Oui, oui, sois tranquille. Il demande pourquoi le cancer est venu, on lui parle du soleil et là, c'est le début d'une longue litanie. Il ne comprend pas, ma mère avait toujours un maillot de bain, c'est pas possible... A moins que...
"Ah mais si, c'est quand tu faisais des seins nus!"
Explosion de rire pour ma mère et moi. Les tendances naturistes maternelles sont le pur produit de l'imagination paternelle. Et le voilà parti à évoquer les vacances à Canet-Plage, le souci particulier qu'il avait à toujours emporter le parasol à la plage, à se mettre de la crème solaire quand il part en vélo... Les souvenirs sont cohérents. Il est visiblement bloqué à la fin des années 90, début 2000, mais tout est clair.
Mon téléphone sonne. C'est mon fils. Je propose à mon père de lui parler. "Oh, mon petit-fils chéri!" Il s'empare de façon autoritaire de l'appareil et poursuit sa logorrhée, tandis que je devine à l'autre bout du fil le rire masqué de mon loulou. Mon père se mélange joyeusement les pinceaux, lui raconte combien "on est bien, au bord de la piscine" - lui qui a horreur de nager - "et que l'on voit des rillettes dans le ciel" - il se croit au Mans.
Ma soeur arrive de Paris, elle rentre dans la chambre, il la reconnaît aussitôt. Soulagement. Il lui propose généreusement de lui payer l'abonnement de Canal Sat, même si "c'est cher" précise-t-il, comme ça, elle recevra tous les mois le guide des programmes et puis lui, il aura trois mois gratuits.
Perplexité, amusement, incrédulité, espoir... Je crois que ma mère, ma soeur et moi sommes balancées entre tous ces sentiments qui s'agglomèrent dans nos esprits.

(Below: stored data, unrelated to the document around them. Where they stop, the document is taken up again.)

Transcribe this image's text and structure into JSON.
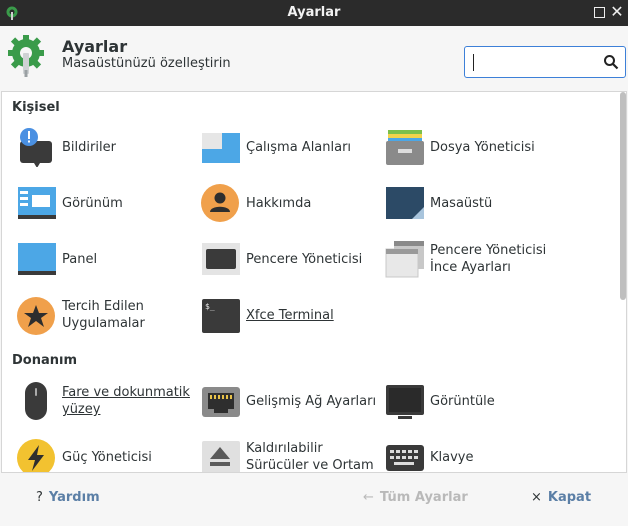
{
  "window": {
    "title": "Ayarlar"
  },
  "header": {
    "title": "Ayarlar",
    "subtitle": "Masaüstünüzü özelleştirin",
    "search_placeholder": ""
  },
  "sections": [
    {
      "title": "Kişisel",
      "items": [
        {
          "label": "Bildiriler"
        },
        {
          "label": "Çalışma Alanları"
        },
        {
          "label": "Dosya Yöneticisi"
        },
        {
          "label": "Görünüm"
        },
        {
          "label": "Hakkımda"
        },
        {
          "label": "Masaüstü"
        },
        {
          "label": "Panel"
        },
        {
          "label": "Pencere Yöneticisi"
        },
        {
          "label": "Pencere Yöneticisi İnce Ayarları"
        },
        {
          "label": "Tercih Edilen Uygulamalar"
        },
        {
          "label": "Xfce Terminal"
        }
      ]
    },
    {
      "title": "Donanım",
      "items": [
        {
          "label": "Fare ve dokunmatik yüzey"
        },
        {
          "label": "Gelişmiş Ağ Ayarları"
        },
        {
          "label": "Görüntüle"
        },
        {
          "label": "Güç Yöneticisi"
        },
        {
          "label": "Kaldırılabilir Sürücüler ve Ortam"
        },
        {
          "label": "Klavye"
        }
      ]
    }
  ],
  "footer": {
    "help": "Yardım",
    "all_settings": "Tüm Ayarlar",
    "close": "Kapat"
  }
}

Le papa agressif de la veille est la bonne pâte au visage rigolard, soudain, et on s'accroche à ces touches d'espoir et de vie. Il reprend fièrement ma mère quand elle dit à l'infirmière qu'il fait des sorties de 50 km en vélo - "60!" assure-t-il - et se renfrogne soudain.
"Je suis à l'hôpital, là?
- Oui, papa.
- On est quel jour?
- Samedi.
- Mais alors, je ne vais pas pouvoir aller à la messe, dimanche?"
Mon père est athée et n'a jamais été tendre avec l'église. Il a lâché ça sans un brin de malice. Il déclenche chez nous un nouveau fou-rire. Papa-poule ou papa-clown, il n'y a qu'un pas. Et quand il va prendre les deux infirmiers en réa, venus s'assurer de son état, pour les employés du câble - il voudrait voir Eurosport - on comprend que sa mémoire, décidément, n'a pas été privée de ses rituels ou de ses souvenirs.
Elle s'amuse juste dans un subtil jeu de tétris à rebattre les cartes pour, on espère, reconstituer le puzzle et le faire revenir à notre monde.